Is there individual sleep duration?

But it is not only the age that determines the individual sleep duration. Fitness and some personal things, such as illnesses, also play a role.

How much you should really rest, you can find out for yourself with a little experiment. This works as follows:

  • You need at least three days at a time to avoid having to get up at a specific time.
  • Obey your instinct and then go to sleep when you are tired.
  • Do not use alcohol and cigarettes in the evening.
  • Do not set an alarm clock, just go to sleep until you wake up by your own accord and feel well rested.
  • On each day of your self-experiment, count how many hours you slept and calculate the exact average.
  • The result shows you how many hours your body needs for a restful sleep.

Try to always get that amount of sleep hours.

And another tip: if you sleep as long as your individual value recommends – and no more than a maximum of an hour or two – you’ll sleep better and you’ll also be in charge of getting up again.

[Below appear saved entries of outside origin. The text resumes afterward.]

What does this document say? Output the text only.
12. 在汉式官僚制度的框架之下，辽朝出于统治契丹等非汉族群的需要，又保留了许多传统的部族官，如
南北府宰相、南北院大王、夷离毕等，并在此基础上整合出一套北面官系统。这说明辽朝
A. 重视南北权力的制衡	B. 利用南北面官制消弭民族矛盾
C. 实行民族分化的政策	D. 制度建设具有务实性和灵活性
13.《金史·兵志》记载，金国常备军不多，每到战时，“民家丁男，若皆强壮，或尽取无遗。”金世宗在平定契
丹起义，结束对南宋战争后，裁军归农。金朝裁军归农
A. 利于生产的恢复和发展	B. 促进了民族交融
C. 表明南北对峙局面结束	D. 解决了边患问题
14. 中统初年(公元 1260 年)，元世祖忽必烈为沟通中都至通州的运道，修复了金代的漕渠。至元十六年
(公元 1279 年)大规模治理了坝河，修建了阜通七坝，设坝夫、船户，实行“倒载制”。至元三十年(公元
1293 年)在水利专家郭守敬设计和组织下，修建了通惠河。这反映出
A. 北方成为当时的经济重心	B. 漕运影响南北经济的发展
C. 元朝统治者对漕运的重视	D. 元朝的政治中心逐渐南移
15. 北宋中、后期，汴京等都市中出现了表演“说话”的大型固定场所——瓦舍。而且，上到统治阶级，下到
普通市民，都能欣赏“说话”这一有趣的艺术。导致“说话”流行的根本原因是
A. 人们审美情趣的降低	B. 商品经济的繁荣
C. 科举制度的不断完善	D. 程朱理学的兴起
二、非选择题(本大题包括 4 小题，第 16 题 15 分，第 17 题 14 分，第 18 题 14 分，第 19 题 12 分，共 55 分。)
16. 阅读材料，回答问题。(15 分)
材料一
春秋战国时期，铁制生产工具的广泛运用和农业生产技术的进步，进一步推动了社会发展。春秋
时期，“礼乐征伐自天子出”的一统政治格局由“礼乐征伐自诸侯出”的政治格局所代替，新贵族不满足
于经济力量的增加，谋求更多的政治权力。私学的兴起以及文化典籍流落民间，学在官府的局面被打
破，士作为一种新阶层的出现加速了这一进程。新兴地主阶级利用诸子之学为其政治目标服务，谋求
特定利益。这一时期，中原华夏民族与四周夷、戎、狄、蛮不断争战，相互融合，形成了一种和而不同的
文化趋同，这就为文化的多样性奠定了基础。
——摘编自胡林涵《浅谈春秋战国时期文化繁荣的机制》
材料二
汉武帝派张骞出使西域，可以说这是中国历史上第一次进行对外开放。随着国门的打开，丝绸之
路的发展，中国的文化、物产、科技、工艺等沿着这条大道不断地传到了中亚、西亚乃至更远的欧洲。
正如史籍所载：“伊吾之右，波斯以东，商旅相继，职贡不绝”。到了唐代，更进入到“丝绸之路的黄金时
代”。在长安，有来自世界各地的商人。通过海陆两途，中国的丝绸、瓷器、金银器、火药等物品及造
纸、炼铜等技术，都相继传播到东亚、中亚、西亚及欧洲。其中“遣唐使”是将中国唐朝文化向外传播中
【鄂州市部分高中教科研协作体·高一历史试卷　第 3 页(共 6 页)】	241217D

If you cannot correctly determine your individual sleep duration due to sleep disorders, we can offer you a free sleep consultation.

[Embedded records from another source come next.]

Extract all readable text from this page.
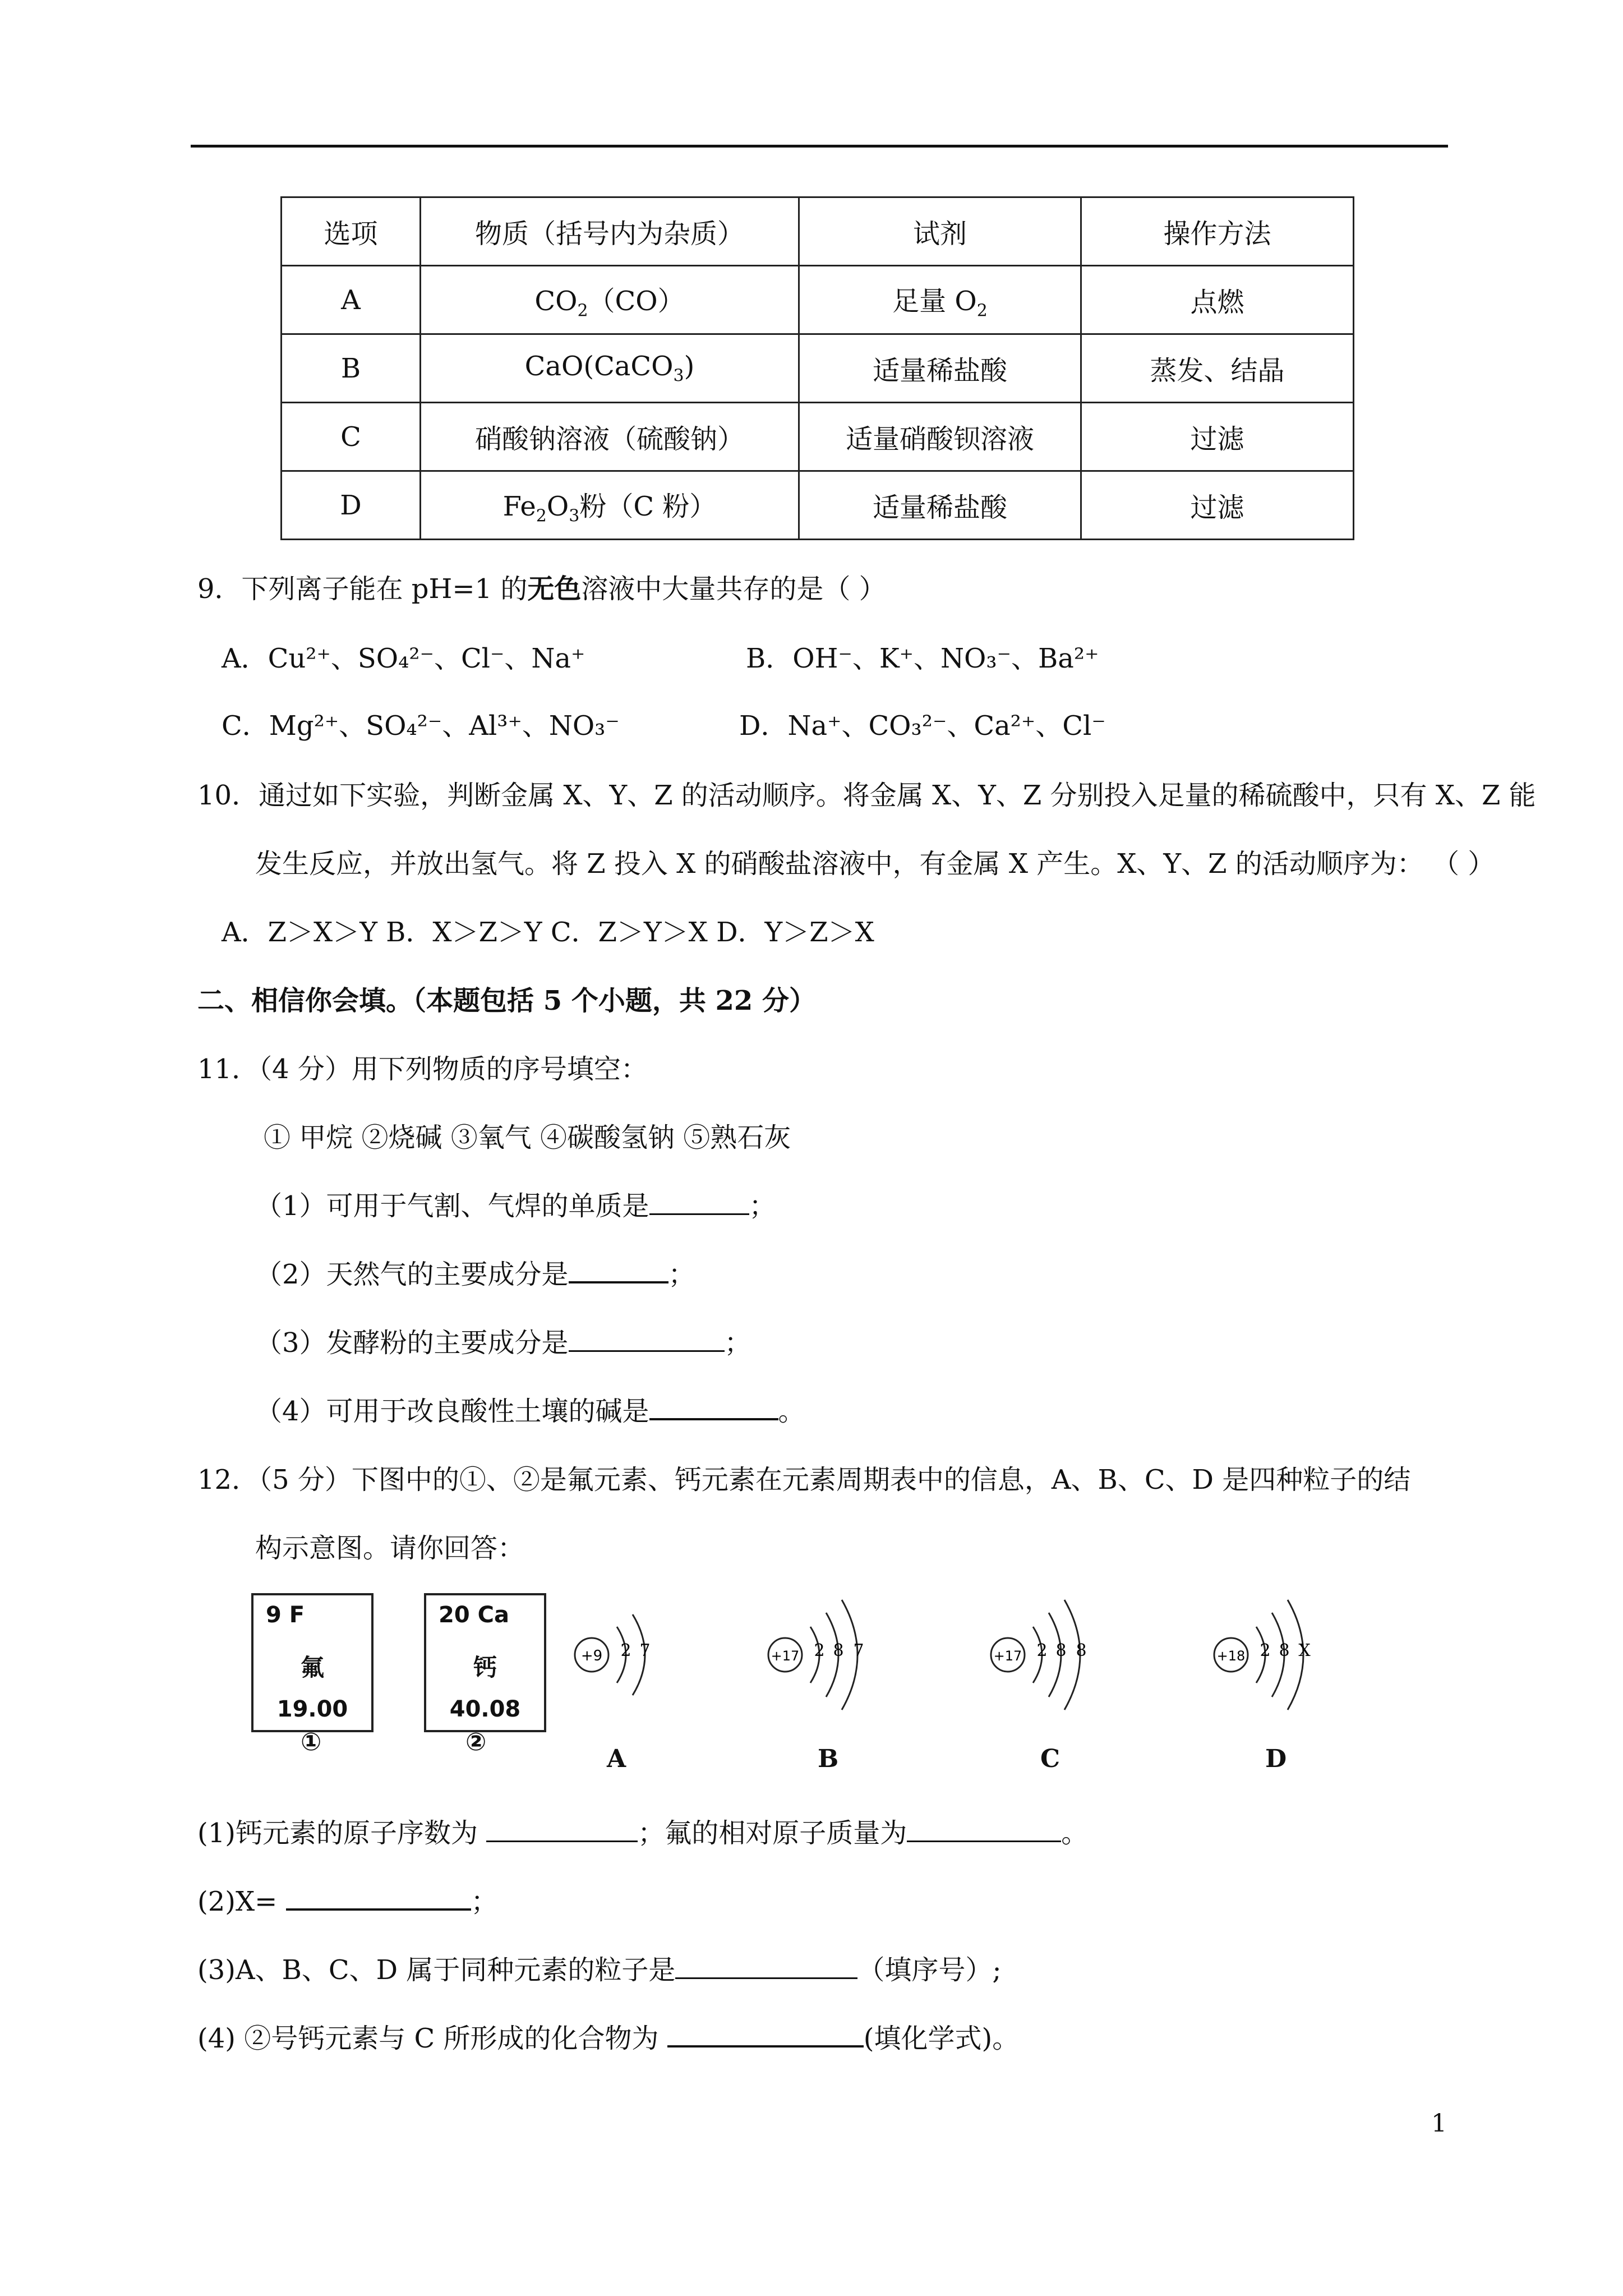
选项	物质（括号内为杂质）	试剂	操作方法
A	$CO_2(CO)$	足量 $O_2$	点燃
B	CaO(CaCO$_3$)	适量稀盐酸	蒸发、结晶
C	硝酸钠溶液（硫酸钠）	适量硝酸钡溶液	过滤
D	$Fe_2O_3$粉（C 粉）	适量稀盐酸	过滤
9．下列离子能在 pH=1 的无色溶液中大量共存的是（ ）
A．Cu²⁺、SO₄²⁻、Cl⁻、Na⁺	B．OH⁻、K⁺、NO₃⁻、Ba²⁺
C．Mg²⁺、SO₄²⁻、Al³⁺、NO₃⁻	D．Na⁺、CO₃²⁻、Ca²⁺、Cl⁻
10．通过如下实验，判断金属 X、Y、Z 的活动顺序。将金属 X、Y、Z 分别投入足量的稀硫酸中，只有 X、Z 能
发生反应，并放出氢气。将 Z 投入 X 的硝酸盐溶液中，有金属 X 产生。X、Y、Z 的活动顺序为： （ ）
A．Z＞X＞Y B．X＞Z＞Y C．Z＞Y＞X D．Y＞Z＞X
二、相信你会填。（本题包括 5 个小题，共 22 分）
11．（4 分）用下列物质的序号填空：
① 甲烷 ②烧碱 ③氧气 ④碳酸氢钠 ⑤熟石灰
（1）可用于气割、气焊的单质是	；
（2）天然气的主要成分是	；
（3）发酵粉的主要成分是	；
（4）可用于改良酸性土壤的碱是	。
12．（5 分）下图中的①、②是氟元素、钙元素在元素周期表中的信息，A、B、C、D 是四种粒子的结
构示意图。请你回答：
9 F
氟
19.00
①
20 Ca
钙
40.08
②
+9 2 7
A
+17 2 8 7
B
+17 2 8 8
C
+18 2 8 X
D
(1)钙元素的原子序数为	；氟的相对原子质量为	。
(2)X=	；
(3)A、B、C、D 属于同种元素的粒子是	（填序号）;
(4) ②号钙元素与 C 所形成的化合物为	(填化学式)。
1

What helps against sleep disorders, we have also summarized in a post for you. We also have more tips to fall asleep here for you.

Conclusion: how much sleep do I need?

The optimal sleep duration for adults is seven to eight hours. Studies have shown that our ability to absorb content and perceive things in everyday life improves after seven hours of sleep.

If you are interested to know more about mattresses, Read Bestmattress-brand to learn how to sleep better.

These skills can deteriorate as soon as you sleep less than seven or more than eight hours. In addition, sleep excess increases the risk of diabetes and the tendency to become overweight.

However, it is perfectly normal for seniors to get along well with five or six hours of sleep. Schoolchildren again need nine to eleven hours, as their brain processes and stores what they have learned while they sleep. Teenagers also have to learn, but in addition, they have to deal with the conversion of their hormone balance, which is why they need eight to ten hours of sleep.